In 2019, photographer Tobias Baumgaertner snapped a romantic shot of two widowed penguins overlooking a pier in Melbourne, Australia. He shared the photograph on his Instagram during the start of the COVID-19 pandemic to help lift people's spirits and it quickly went viral, garnering thousands of likes, comments, and shares. So, it's only fitting that Baumgaertner's photo, which was nominated for the Community Choice Award in the 2020 Ocean Photography Awards, won the title by popular vote.
“I posted this image of these two Fairy penguins a little more than half a year ago and since then it has circled the globe, it has been seen by millions, and I have received thousands of messages and comments of how these two little guys have touched and mended broken hearts, brought joy, hope and love into your lives,” Baumgaertner said on his Instagram. “It has become a symbol of togetherness and love. Times are still not easy for many of us, [so] I repeat what I wrote back then. During times like this, the truly lucky ones are those that can be with the person/people they love most.”

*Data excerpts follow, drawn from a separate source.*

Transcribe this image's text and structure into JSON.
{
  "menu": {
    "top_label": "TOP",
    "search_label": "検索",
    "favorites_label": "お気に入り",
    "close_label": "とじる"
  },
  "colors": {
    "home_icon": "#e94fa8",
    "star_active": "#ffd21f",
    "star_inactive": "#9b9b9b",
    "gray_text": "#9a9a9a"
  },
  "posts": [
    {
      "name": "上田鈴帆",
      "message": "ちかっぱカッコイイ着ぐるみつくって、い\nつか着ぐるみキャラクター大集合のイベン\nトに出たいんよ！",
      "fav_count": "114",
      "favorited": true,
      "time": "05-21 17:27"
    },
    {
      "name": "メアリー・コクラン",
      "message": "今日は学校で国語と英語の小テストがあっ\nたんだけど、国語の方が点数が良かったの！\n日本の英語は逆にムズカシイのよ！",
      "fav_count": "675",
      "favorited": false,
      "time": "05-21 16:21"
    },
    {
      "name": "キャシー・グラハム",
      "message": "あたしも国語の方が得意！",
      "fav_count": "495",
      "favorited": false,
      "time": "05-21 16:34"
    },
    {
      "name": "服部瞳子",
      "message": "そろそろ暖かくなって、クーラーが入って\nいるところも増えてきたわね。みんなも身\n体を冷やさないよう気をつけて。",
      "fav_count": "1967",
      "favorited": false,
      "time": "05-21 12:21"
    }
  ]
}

The German wildlife photographer spent three nights with the Fairy penguin colony in St. Kilda in hopes of attaining the perfect picture. Although the conditions were difficult, and he wasn't able to use any lights, his patience finally paid off when he captured two penguins comforting each other in front of the pier. “A volunteer approached me and told me that the white one was an elderly lady who had lost her partner and apparently so did the younger male to the left,” Baumgaertner wrote. “Since then they meet regularly comforting each other and standing together for hours watching the dancing lights of the nearby city.”

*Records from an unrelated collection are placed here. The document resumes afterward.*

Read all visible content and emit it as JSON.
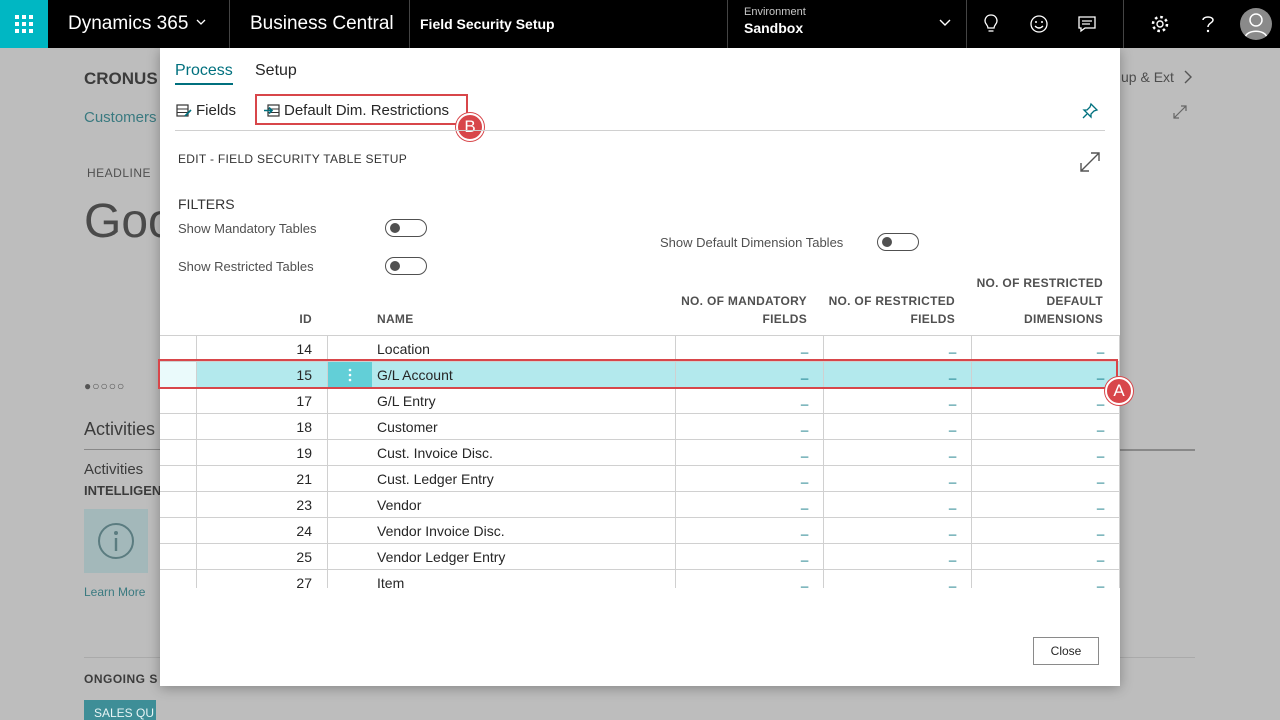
{
  "topbar": {
    "brand": "Dynamics 365",
    "product": "Business Central",
    "page_title": "Field Security Setup",
    "environment_label": "Environment",
    "environment_value": "Sandbox",
    "accent_color": "#00b7c3"
  },
  "background": {
    "company": "CRONUS",
    "customers_link": "Customers",
    "headline_label": "HEADLINE",
    "greeting_partial": "Goo",
    "pager": "●○○○○",
    "activities_title": "Activities",
    "activities_sub": "Activities",
    "intelligence_label": "INTELLIGEN",
    "learn_more": "Learn More",
    "ongoing_label": "ONGOING S",
    "sales_quotes_tile": "SALES QU",
    "setup_ext": "up & Ext"
  },
  "dialog": {
    "tabs": [
      {
        "label": "Process",
        "active": true
      },
      {
        "label": "Setup",
        "active": false
      }
    ],
    "actions": {
      "fields": "Fields",
      "default_dim_restrictions": "Default Dim. Restrictions"
    },
    "callouts": {
      "a": "A",
      "b": "B"
    },
    "subtitle": "EDIT - FIELD SECURITY TABLE SETUP",
    "filters": {
      "title": "FILTERS",
      "show_mandatory": "Show Mandatory Tables",
      "show_restricted": "Show Restricted Tables",
      "show_default_dim": "Show Default Dimension Tables"
    },
    "columns": {
      "id": "ID",
      "name": "NAME",
      "mandatory_1": "NO. OF MANDATORY",
      "mandatory_2": "FIELDS",
      "restricted_1": "NO. OF RESTRICTED",
      "restricted_2": "FIELDS",
      "default_1": "NO. OF RESTRICTED",
      "default_2": "DEFAULT",
      "default_3": "DIMENSIONS"
    },
    "rows": [
      {
        "id": "14",
        "name": "Location",
        "mandatory": "_",
        "restricted": "_",
        "default_dims": "_"
      },
      {
        "id": "15",
        "name": "G/L Account",
        "mandatory": "_",
        "restricted": "_",
        "default_dims": "_"
      },
      {
        "id": "17",
        "name": "G/L Entry",
        "mandatory": "_",
        "restricted": "_",
        "default_dims": "_"
      },
      {
        "id": "18",
        "name": "Customer",
        "mandatory": "_",
        "restricted": "_",
        "default_dims": "_"
      },
      {
        "id": "19",
        "name": "Cust. Invoice Disc.",
        "mandatory": "_",
        "restricted": "_",
        "default_dims": "_"
      },
      {
        "id": "21",
        "name": "Cust. Ledger Entry",
        "mandatory": "_",
        "restricted": "_",
        "default_dims": "_"
      },
      {
        "id": "23",
        "name": "Vendor",
        "mandatory": "_",
        "restricted": "_",
        "default_dims": "_"
      },
      {
        "id": "24",
        "name": "Vendor Invoice Disc.",
        "mandatory": "_",
        "restricted": "_",
        "default_dims": "_"
      },
      {
        "id": "25",
        "name": "Vendor Ledger Entry",
        "mandatory": "_",
        "restricted": "_",
        "default_dims": "_"
      },
      {
        "id": "27",
        "name": "Item",
        "mandatory": "_",
        "restricted": "_",
        "default_dims": "_"
      }
    ],
    "selected_row_index": 1,
    "close_label": "Close",
    "highlight_color": "#d8464a"
  }
}
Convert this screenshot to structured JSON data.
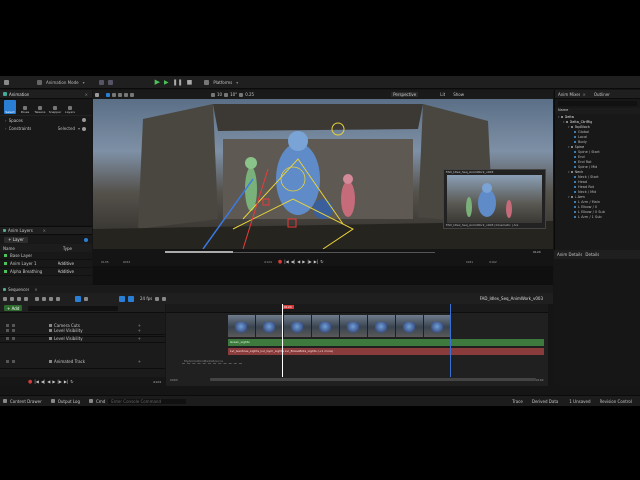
{
  "toolbar": {
    "mode_label": "Animation Mode",
    "platforms_label": "Platforms"
  },
  "animation_panel": {
    "title": "Animation",
    "tools": [
      "Select",
      "Poses",
      "Tweens",
      "Snapper",
      "Layers"
    ],
    "spaces_label": "Spaces",
    "constraints_label": "Constraints",
    "selected_label": "Selected"
  },
  "viewport": {
    "toolbar_values": [
      "10",
      "10°",
      "0.25"
    ],
    "perspective_label": "Perspective",
    "lit_label": "Lit",
    "show_label": "Show",
    "pip_label": "FAD_Idlex_Seq_AnimWork_v003",
    "pip_footer": "FAD_Idlex_Seq_AnimWork_v003 (Cinematic | Ani",
    "scrub_start": "0105",
    "scrub_start2": "0063",
    "scrub_current": "0124",
    "scrub_end": "0181",
    "scrub_end2": "0162",
    "fps_label": "24 fps",
    "top_right_num": "0124"
  },
  "anim_layers": {
    "title": "Anim Layers",
    "add_label": "+ Layer",
    "col_name": "Name",
    "col_type": "Type",
    "rows": [
      {
        "name": "Base Layer",
        "type": ""
      },
      {
        "name": "Anim Layer 1",
        "type": "Additive"
      },
      {
        "name": "Alpha Breathing",
        "type": "Additive"
      }
    ]
  },
  "sequencer": {
    "title": "Sequencer",
    "add_label": "+ Add",
    "fps_label": "24 fps",
    "sequence_name": "FAD_Idlex_Seq_AnimWork_v003",
    "current_frame": "0124",
    "frame_start": "0063",
    "frame_end": "0162",
    "tracks": [
      {
        "name": "Camera Cuts"
      },
      {
        "name": "Level Visibility"
      },
      {
        "name": "Level Visibility"
      },
      {
        "name": "Animated Track"
      }
    ],
    "clip_green_label": "Green_Lights",
    "clip_red_label": "Lvl_Gantries_Lights_Lvl_Gym_Lights Lvl_BoxesBots_Lights (+1 more)",
    "clip_gray_label": "MyAnimationMediaSource",
    "bottom_left": "0124",
    "bottom_right": "0162"
  },
  "outliner": {
    "title1": "Anim Mixer",
    "title2": "Outliner",
    "col_name": "Name",
    "items": [
      {
        "label": "Delta",
        "level": 0
      },
      {
        "label": "Delta_CtrlRig",
        "level": 1
      },
      {
        "label": "TopBlock",
        "level": 2
      },
      {
        "label": "Global",
        "level": 3
      },
      {
        "label": "Local",
        "level": 3
      },
      {
        "label": "Body",
        "level": 3
      },
      {
        "label": "Spine",
        "level": 2
      },
      {
        "label": "Spine / Start",
        "level": 3
      },
      {
        "label": "End",
        "level": 3
      },
      {
        "label": "End Rot",
        "level": 3
      },
      {
        "label": "Spine / Mid",
        "level": 3
      },
      {
        "label": "Neck",
        "level": 2
      },
      {
        "label": "Neck / Start",
        "level": 3
      },
      {
        "label": "Head",
        "level": 3
      },
      {
        "label": "Head Rot",
        "level": 3
      },
      {
        "label": "Neck / Mid",
        "level": 3
      },
      {
        "label": "L Arm",
        "level": 2
      },
      {
        "label": "L Arm / Main",
        "level": 3
      },
      {
        "label": "L Elbow / 0",
        "level": 3
      },
      {
        "label": "L Elbow / 0 Sub",
        "level": 3
      },
      {
        "label": "L Arm / 1 Sub",
        "level": 3
      }
    ],
    "details_tabs": [
      "Anim Details",
      "Details"
    ]
  },
  "status_bar": {
    "content_drawer": "Content Drawer",
    "output_log": "Output Log",
    "cmd": "Cmd",
    "console_placeholder": "Enter Console Command",
    "trace": "Trace",
    "derived_data": "Derived Data",
    "unsaved": "1 Unsaved",
    "revision_control": "Revision Control"
  },
  "colors": {
    "accent_blue": "#2a7fd4",
    "play_green": "#4cc25a",
    "record_red": "#d43a3a",
    "clip_green": "#3e7a3e",
    "clip_red": "#8a3c3c"
  }
}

This heartfelt backstory on the two penguins was unlike any of the others Baumgaertner came across. “The way that these two lovebirds were caring for one another stood out from the entire colony,” he shares. “While all the other penguins were sleeping or running around, those two seemed to just stand there and enjoy every second they had together, holding each other in their flippers and talking about penguin stuff.”

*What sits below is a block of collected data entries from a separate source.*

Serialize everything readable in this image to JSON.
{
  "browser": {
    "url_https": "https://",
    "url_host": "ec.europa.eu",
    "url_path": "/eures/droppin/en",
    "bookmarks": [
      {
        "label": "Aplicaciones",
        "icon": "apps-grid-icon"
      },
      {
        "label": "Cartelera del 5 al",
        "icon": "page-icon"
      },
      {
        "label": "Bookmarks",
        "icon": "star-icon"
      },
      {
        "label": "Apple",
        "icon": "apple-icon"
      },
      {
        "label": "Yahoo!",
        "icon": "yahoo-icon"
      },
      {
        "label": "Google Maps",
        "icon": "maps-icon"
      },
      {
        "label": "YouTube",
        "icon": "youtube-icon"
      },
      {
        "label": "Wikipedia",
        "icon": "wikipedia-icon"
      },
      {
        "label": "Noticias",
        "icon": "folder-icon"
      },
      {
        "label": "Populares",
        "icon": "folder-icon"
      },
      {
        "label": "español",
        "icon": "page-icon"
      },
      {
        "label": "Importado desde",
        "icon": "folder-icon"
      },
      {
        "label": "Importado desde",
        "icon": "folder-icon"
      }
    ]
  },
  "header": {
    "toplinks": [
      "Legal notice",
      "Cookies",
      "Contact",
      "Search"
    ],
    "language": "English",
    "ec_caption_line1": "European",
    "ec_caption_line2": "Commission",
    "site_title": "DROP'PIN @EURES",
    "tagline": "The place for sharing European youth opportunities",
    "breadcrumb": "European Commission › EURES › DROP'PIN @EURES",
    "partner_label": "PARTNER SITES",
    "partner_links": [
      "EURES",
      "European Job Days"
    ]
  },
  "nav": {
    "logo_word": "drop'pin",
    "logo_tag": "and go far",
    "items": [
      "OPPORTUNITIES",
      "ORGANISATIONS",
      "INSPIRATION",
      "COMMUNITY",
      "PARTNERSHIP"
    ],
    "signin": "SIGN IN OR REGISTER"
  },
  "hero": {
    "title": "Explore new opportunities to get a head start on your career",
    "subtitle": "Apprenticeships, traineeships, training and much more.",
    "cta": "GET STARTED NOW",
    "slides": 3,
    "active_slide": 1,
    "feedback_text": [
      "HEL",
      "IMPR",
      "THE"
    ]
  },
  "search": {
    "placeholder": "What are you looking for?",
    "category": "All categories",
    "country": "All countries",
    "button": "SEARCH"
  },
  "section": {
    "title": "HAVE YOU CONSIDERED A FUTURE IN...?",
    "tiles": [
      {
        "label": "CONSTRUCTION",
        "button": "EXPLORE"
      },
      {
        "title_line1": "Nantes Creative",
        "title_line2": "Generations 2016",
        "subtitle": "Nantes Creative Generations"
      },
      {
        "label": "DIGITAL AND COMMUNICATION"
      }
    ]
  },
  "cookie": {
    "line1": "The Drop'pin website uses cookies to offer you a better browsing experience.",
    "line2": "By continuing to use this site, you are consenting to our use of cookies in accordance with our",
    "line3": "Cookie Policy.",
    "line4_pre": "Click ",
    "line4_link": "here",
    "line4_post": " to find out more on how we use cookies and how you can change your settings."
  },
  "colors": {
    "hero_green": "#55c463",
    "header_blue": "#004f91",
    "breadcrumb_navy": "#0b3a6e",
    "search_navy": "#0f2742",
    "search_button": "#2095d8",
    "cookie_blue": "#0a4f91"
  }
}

Unsurprisingly, this touching tale of two widowed penguins embracing each other melted the hearts of people around the globe. However, there's a bit more to the story. Earthcare St. Kilda, a non-profit that manages the colony, wrote that the penguins might actually be related. They identified the penguin on the right as a pre-molt adult and the penguin on the left as a juvenile that may be the offspring of the adult. Even so, this photograph is a tender portrait of two loving animals.